The key to setting up Pine Needles is that you can calibrate the tee markers so that players are hitting into upslopes rather than carrying the crown of the fairways and running all the way downhill on their drives. That way, it plays so much longer than the yardage. You can still do that there for women pros, not for men (Pine Needles isn’t that long). The women were constantly facing uneven lies to greens that are extended out to the edge of the fill pads and rolled off into chipping areas and bunkers. And yet most of the greens are wide open up front. What a simple, elegant formula.
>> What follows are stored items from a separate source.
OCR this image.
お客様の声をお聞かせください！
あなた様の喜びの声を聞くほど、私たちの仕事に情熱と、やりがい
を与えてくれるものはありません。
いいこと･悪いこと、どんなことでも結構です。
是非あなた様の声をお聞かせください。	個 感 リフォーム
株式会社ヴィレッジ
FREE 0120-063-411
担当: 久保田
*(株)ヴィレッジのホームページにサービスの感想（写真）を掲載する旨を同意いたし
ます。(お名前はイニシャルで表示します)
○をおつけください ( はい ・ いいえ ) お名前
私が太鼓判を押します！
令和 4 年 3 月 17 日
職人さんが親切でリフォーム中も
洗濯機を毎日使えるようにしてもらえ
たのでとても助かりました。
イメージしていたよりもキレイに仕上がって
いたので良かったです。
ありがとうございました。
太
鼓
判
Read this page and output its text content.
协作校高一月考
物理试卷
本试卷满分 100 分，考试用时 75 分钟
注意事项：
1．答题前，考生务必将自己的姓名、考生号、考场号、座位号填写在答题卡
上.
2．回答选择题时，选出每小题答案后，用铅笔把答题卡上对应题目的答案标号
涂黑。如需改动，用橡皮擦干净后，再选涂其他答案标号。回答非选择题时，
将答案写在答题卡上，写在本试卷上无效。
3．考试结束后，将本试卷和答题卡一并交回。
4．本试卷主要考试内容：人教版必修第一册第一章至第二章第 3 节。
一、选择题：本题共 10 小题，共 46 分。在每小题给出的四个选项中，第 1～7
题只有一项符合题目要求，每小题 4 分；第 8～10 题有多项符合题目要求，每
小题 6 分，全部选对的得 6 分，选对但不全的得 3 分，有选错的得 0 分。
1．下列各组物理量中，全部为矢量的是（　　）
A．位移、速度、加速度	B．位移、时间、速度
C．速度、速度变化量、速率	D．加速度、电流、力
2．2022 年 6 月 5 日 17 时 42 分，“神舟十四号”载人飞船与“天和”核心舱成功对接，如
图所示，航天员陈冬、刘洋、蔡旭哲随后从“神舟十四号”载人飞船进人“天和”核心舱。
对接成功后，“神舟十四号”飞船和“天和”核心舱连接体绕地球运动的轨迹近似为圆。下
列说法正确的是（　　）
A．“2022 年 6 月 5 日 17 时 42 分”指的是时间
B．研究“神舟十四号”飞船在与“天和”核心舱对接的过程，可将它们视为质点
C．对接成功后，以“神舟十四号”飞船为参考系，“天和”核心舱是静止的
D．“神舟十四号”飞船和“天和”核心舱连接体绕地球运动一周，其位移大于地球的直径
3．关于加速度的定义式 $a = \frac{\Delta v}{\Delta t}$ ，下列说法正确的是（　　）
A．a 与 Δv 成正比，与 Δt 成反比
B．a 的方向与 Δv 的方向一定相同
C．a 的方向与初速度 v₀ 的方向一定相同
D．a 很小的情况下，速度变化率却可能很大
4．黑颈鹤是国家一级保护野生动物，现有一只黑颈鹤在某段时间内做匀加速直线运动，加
Many of the golfers in the 2001 U.S. Womens Open landed into the upslope on holes like the 2nd at Pine Needles. The resulting fairway wood to this green often met with a bogey.

Many of the golfers in the 2001 U.S. Women's Open landed into the upslope on holes like the 2nd at Pine Needles. The resulting fairway wood to this green often met with a bogey.

18. Given your knowledge base on Ross, it seems logical that you could/would consult to clubs that have Ross courses. Do you have any plans to do so?

I’m a lecturer, an academic and a researcher by heart and by training, and so I’ve helped a few clubs look into their design history and identify strengths and weaknesses. But I’m not a designer, don’t carry any liability insurance, and have no plans to become one.

I find that much of the trouble clubs have is by way of in-house politics. There’s a great need for educating members, cultivating a sense of history and tradition, and having governance procedures that allow them to plan for the long run instead of zig-zagging year to year with new committee chairs. So I encourage clubs to develop and adhere to master plans and to hire architects to do that.